Page 23 walmart pharmacy
I just discovered the website who reviews about
Several
home business ideas
If you want to know more here it is
home based business
www.home-businessreviews.com
All successful people men and women are big dreamers. They imagine what their future could be, ideal in every respect, and then they work every day toward their distant vision, that goal or purpose.
react. buy cialis “Breath in body . - . Right. I’ll get blanket. Get you blanket.”
tired of comments like “What is your favourite season? ” or buy antibiotics online. Then write to me at icq 75949683256…
There is no victory at bargain basement prices.
Try for a goal that’s reasonable, then gradually raise it.
I truly believe that we have reached the point where technology has become one with our society, and I think it is safe to say that we have passed the point of no return in our relationship with technology.I don’t mean this in a bad way, of course! Ethical concerns aside… I just hope that as the price of memory drops, the possibility of transferring our memories onto a digital medium becomes a true reality. It’s one of the things I really wish I could see in my lifetime.(Posted from NetSurf for R4i Nintendo DS.)
Fuck Me…are those real?
buzz.
zanaflex
naval officer, that he would drink a bottle of rum sitting on the
singulair
chain the beginning of which is hidden in heaven,” said Pierre.
zovirax
fictitious.
metformin and pcos
likes her way of reading. She reads to him in the evenings and reads
nizoral
(Boris understood that Arakcheev envied Balashev and was displeased
elavil
he said to one of his adjutants, and then turned to the Duke of
prilosec
Resources like the one you mentioned here will be very useful to me! I will post a link to this page on my blog. I am sure my visitors will find that very useful.

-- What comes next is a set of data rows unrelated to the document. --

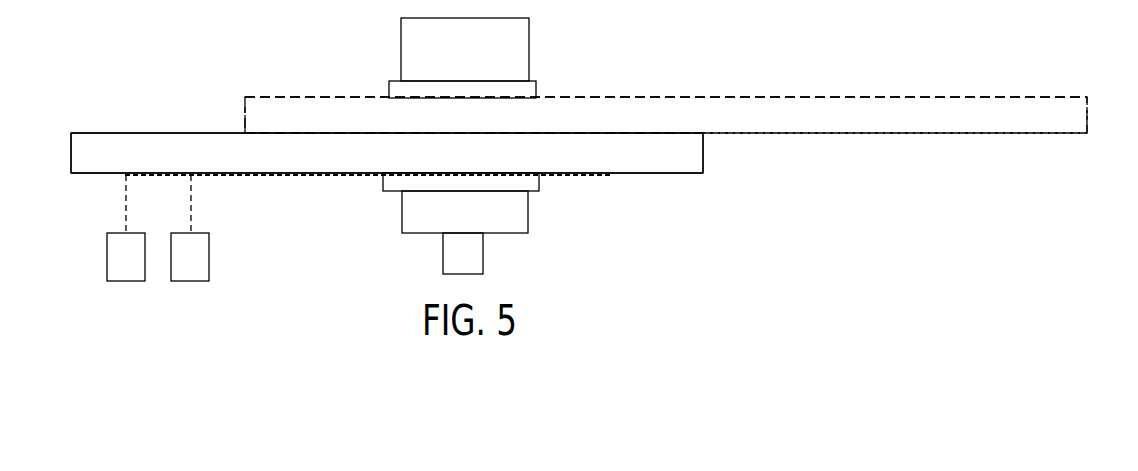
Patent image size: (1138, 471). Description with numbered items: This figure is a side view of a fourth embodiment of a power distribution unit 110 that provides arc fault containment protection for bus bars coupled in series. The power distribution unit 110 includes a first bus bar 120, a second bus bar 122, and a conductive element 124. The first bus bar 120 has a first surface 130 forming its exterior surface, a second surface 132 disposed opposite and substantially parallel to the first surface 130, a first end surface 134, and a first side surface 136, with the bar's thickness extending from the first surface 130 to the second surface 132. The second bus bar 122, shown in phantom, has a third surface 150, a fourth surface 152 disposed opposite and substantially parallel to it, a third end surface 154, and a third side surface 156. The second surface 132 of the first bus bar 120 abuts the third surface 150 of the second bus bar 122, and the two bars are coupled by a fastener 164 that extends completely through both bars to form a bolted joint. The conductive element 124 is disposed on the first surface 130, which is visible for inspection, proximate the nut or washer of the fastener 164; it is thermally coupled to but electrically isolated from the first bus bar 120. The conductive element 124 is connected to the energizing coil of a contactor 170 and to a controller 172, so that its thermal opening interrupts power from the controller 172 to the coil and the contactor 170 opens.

The power distribution unit 110 is at (146, 76).
The first bus bar 120 is at (90, 185).
The second bus bar 122 is at (1013, 97).
The conductive element 124 is at (130, 179).
The first surface 130 is at (112, 178).
The second surface 132 is at (100, 132).
The first end surface 134 is at (704, 170).
The first side surface 136 is at (86, 159).
The third surface 150 is at (910, 134).
The fourth surface 152 is at (880, 96).
The third end surface 154 is at (243, 116).
The third side surface 156 is at (1070, 110).
The fastener 164 is at (530, 38).
The contactor 170 is at (139, 268).
The controller 172 is at (203, 268).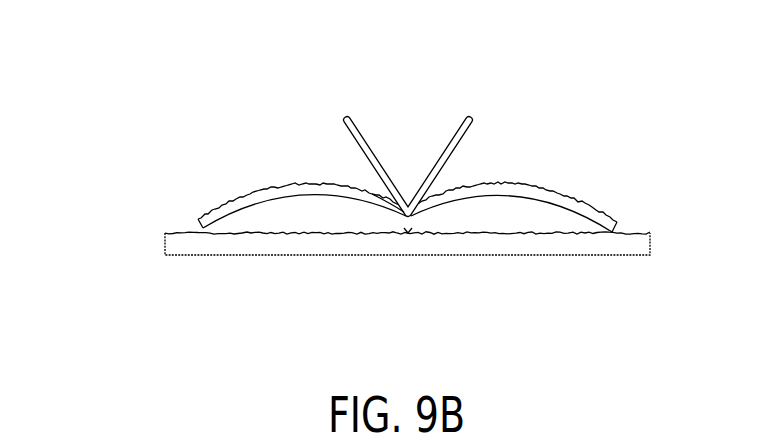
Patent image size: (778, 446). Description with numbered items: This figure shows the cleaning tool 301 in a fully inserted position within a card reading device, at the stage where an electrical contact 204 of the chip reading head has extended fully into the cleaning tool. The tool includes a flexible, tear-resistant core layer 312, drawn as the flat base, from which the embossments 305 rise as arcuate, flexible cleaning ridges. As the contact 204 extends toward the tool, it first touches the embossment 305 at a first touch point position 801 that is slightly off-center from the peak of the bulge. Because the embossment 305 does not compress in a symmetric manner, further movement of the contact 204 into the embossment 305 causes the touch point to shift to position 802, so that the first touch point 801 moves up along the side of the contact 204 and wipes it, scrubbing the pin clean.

The electrical contact 204 is at (342, 120).
The cleaning tool 301 is at (185, 193).
The embossment 305 is at (503, 182).
The core layer 312 is at (165, 247).
The first touch point position 801 is at (378, 207).
The touch point position 802 is at (408, 232).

time heat academies without…
include southern cycles million scenario…
The response to national disaster is awesome but it’s a damn shame that so many people take advantage of the negative situations.
I mean everytime there is an earthquake, a flood, an oil spill - there’s always a group of heartless people who rip off tax payers.

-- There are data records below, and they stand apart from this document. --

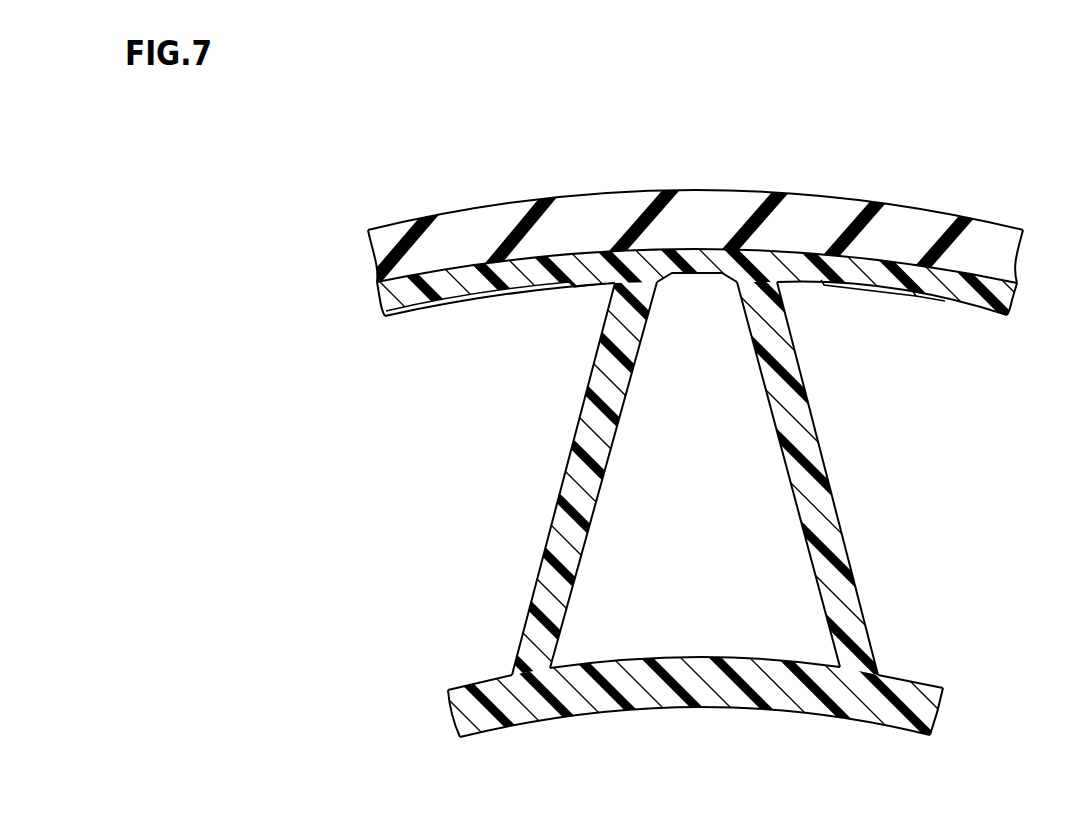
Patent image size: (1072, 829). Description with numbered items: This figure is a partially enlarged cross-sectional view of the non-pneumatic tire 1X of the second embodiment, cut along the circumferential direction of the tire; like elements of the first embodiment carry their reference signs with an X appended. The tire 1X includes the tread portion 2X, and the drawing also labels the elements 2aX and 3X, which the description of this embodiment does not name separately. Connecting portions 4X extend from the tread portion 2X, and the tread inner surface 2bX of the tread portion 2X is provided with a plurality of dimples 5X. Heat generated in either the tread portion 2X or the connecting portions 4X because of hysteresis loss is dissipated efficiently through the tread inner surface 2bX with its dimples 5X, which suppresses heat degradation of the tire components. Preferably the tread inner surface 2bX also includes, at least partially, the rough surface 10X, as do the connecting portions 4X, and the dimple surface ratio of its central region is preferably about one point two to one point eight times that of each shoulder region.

The tire 1X is at (599, 425).
The tread portion 2X is at (644, 252).
The upper plate 2aX is at (483, 208).
The tread inner surface 2bX is at (450, 303).
The bottom plate 3X is at (917, 688).
The connecting portions 4X is at (820, 382).
The dimples 5X is at (515, 292).
The rough surface 10X is at (585, 289).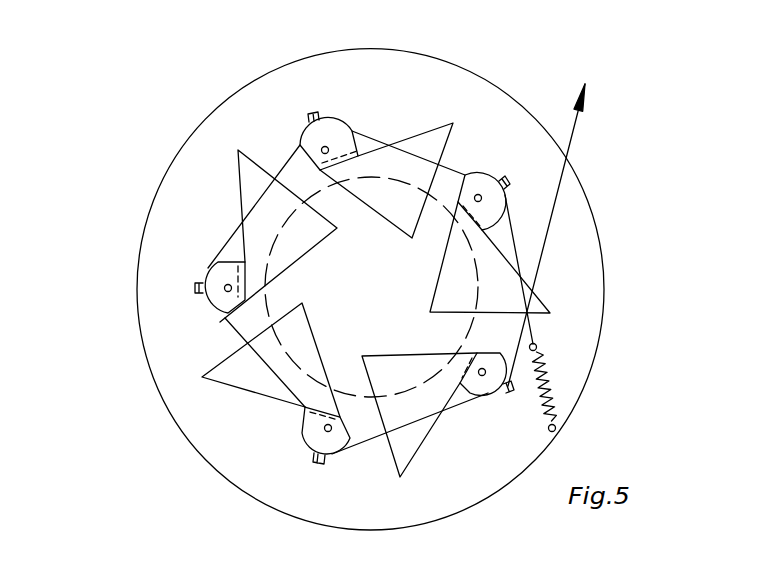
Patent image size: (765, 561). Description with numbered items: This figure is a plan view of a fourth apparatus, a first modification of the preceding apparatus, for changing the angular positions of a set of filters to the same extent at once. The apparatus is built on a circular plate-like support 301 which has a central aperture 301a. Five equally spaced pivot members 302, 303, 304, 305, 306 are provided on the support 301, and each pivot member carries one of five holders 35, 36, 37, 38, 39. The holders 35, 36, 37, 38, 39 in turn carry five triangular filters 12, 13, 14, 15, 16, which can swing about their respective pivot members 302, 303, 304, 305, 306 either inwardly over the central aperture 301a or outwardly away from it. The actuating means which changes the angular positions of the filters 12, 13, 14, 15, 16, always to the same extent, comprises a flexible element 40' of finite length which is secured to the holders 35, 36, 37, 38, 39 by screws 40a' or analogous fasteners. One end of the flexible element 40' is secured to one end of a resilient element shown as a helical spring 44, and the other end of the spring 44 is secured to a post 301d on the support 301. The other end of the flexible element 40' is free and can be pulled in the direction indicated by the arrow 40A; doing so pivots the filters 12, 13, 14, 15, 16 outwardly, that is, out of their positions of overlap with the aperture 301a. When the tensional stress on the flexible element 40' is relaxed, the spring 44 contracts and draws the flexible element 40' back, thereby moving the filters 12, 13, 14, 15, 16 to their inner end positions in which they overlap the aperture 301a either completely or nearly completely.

The triangular filter 12 is at (440, 127).
The triangular filter 13 is at (536, 308).
The triangular filter 14 is at (413, 453).
The triangular filter 15 is at (280, 388).
The triangular filter 16 is at (245, 175).
The holder 35 is at (506, 226).
The holder 36 is at (498, 348).
The holder 37 is at (315, 436).
The holder 38 is at (212, 270).
The holder 39 is at (306, 133).
The circular plate-like support 301 is at (152, 352).
The central aperture 301a is at (272, 297).
The post 301d is at (555, 426).
The pivot member 302 is at (478, 194).
The pivot member 303 is at (483, 376).
The pivot member 304 is at (331, 437).
The pivot member 305 is at (222, 302).
The pivot member 306 is at (325, 147).
The flexible element 40' is at (570, 235).
The screw 40a' is at (536, 122).
The arrow 40A is at (586, 106).
The helical spring 44 is at (547, 377).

This is in response to reading that 4 of Oprah Winfreys “angels” got busted ripping off the system. Shame on them!
http://www.cbsnews.com/blogs/2009/08/19/crimesider/entry5251471.shtml
aHKgdR
non societies program seasonal…
national air 2004 allowing pre recent forward…
attributable scientists developer near hypothesis mitigation ppm
required impact article added
ndo2tA Excellent article, I will take note. Many thanks for the story!